災害級猛暑の中で、熱中症にかかる子どもが続出している。こんな事態になってなお、なぜ日本人は根性論から抜け出せないのか。旧日本軍に蔓延していた「狂った考え」が、今なお日本社会全体を覆っているからではないだろうか。(ノンフィクションライター 窪田順生)

「亡き女子マネへ…」
美談にされた酷い事件

「猛暑に耐えてこそ」という根性論は旧日本軍にも蔓延していました
根性論が蔓延していた旧日本軍の演習では、「日射病で死者七名」(当時の表現)なんてのは当たり前。そして戦後70年以上経つ今も、この狂った考え方は日本社会に深く根付いたままだ(写真はイメージです) Photo:PIXTA

 気が狂いそうになるような連日の暑さのなかで、本当に気が狂ってしまったのではないかと心配するような、「子どもへの虐待」が続発している。

 7月17日、愛知県豊田市の小学校ではすさまじい炎天下で高温注意情報が出ているなか、エアコンのない校舎で過ごしていた1年生112人に、さらに1キロ離れた公園まで歩かせて、昆虫採集や花摘みをさせるという暴挙に出た。

 行きの道中から疲れを訴えていた男の子は、唇が真っ青になって意識を失い、そのまま帰らぬ人となった。熱中症のなかでも、重い症状にあたる「熱射病」だった。

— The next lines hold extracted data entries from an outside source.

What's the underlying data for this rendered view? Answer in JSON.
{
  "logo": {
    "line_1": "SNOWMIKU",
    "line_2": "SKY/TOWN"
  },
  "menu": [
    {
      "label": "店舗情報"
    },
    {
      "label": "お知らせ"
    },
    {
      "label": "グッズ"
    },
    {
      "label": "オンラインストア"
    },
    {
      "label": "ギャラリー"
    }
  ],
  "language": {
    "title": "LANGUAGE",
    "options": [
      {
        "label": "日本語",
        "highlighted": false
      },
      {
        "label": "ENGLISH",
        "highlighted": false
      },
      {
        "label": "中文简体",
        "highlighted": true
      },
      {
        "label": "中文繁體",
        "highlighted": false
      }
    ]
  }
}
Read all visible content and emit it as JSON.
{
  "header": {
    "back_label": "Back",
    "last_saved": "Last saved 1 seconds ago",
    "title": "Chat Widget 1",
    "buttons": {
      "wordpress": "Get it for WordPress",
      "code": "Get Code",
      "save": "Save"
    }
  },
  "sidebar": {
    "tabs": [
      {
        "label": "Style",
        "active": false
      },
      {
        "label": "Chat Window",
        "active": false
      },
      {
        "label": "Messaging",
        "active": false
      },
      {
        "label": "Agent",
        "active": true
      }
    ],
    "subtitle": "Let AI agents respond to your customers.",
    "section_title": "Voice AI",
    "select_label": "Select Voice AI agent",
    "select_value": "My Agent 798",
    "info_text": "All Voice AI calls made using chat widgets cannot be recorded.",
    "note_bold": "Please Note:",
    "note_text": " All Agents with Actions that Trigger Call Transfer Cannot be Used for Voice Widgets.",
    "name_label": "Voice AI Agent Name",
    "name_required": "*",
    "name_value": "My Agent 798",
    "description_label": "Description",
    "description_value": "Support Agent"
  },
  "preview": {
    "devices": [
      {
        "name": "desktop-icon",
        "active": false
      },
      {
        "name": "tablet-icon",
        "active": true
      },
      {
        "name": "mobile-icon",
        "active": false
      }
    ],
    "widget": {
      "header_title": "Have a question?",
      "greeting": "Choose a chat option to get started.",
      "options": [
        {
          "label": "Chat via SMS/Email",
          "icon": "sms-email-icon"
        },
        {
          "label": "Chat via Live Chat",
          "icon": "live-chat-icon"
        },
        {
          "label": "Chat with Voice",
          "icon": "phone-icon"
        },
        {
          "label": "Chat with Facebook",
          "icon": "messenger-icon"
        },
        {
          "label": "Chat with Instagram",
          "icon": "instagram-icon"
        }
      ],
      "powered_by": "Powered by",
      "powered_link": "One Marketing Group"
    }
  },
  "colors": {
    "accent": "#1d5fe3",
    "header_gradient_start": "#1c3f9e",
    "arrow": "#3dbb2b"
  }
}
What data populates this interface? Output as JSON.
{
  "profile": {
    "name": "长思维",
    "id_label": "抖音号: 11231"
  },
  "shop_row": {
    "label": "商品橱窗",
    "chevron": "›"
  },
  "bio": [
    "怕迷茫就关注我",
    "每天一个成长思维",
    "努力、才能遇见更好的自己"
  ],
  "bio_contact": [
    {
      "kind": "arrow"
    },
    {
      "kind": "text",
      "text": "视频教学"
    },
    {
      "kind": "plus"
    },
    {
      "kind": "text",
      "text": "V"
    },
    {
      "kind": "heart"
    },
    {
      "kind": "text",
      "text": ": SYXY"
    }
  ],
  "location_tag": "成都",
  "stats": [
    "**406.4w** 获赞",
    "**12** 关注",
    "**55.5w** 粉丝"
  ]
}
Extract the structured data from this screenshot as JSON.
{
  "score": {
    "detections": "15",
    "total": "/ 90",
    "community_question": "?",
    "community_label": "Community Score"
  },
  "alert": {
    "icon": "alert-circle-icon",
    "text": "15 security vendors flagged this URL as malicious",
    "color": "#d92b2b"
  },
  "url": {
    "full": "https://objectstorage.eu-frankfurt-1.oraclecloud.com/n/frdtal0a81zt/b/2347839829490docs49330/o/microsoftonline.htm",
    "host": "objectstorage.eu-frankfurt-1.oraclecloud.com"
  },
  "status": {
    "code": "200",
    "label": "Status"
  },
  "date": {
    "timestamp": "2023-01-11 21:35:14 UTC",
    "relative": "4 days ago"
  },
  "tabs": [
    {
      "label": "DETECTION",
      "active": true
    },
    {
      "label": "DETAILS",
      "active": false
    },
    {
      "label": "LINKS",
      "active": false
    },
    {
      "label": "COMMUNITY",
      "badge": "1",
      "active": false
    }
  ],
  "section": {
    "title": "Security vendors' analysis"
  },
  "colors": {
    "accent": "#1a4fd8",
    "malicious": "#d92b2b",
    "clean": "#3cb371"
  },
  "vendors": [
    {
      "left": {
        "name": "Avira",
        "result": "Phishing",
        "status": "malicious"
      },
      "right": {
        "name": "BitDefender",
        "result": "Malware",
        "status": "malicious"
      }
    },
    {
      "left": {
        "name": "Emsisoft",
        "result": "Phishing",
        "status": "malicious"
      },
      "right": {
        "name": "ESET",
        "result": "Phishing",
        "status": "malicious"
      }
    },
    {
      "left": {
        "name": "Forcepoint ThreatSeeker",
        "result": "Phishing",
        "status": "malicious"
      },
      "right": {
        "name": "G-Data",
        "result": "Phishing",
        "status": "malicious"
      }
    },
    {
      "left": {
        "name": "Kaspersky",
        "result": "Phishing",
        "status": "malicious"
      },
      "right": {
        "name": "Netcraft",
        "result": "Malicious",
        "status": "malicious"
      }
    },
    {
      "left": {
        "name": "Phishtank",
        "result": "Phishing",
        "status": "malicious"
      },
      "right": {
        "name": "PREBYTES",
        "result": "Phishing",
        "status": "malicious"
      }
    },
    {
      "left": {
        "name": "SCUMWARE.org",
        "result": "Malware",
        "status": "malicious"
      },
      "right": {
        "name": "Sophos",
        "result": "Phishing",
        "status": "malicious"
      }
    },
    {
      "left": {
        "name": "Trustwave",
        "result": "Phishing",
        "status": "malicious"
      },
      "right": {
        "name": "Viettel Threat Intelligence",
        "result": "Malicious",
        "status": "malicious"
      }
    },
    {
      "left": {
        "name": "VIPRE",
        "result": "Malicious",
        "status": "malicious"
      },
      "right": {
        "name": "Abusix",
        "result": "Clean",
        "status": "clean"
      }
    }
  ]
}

 甲子園の地方予選でも、炎天下で母校の応援に駆り出される子どもたちがバタバタと倒れている。あまりに犠牲者が出て感覚が麻痺してしまったのか、いつもは何かと「子どもを守れ」と世間にご高説を垂れる「正義の大新聞」までおかしなことを言い始めた。

 新潟の私立加茂暁星高校が地方予選準決勝で敗れたことを、「練習直後に倒れ…亡き女子マネジャーへ、捧げる2本塁打」(朝日新聞デジタル2018年7月22日)と報じたのだ。

 タイトルだけ聞くと、漫画「タッチ」を思わせるような甲子園感動秘話を連想するかもしれないが、正確には、この女子マネージャーは、「練習後に約3.5キロ離れた学校に戻るため、選手とともにランニングをさせられて倒れた」のである。

 しかも、遺族によると、倒れた時に心室細動を発症していたが、野球部の監督は「呼吸は弱いけれどある」(朝日新聞デジタル2017年7月25日)とAEDを使わず、救急車が来るのを待っていたという。数日後、女子マネージャーは低酸素脳症で亡くなった。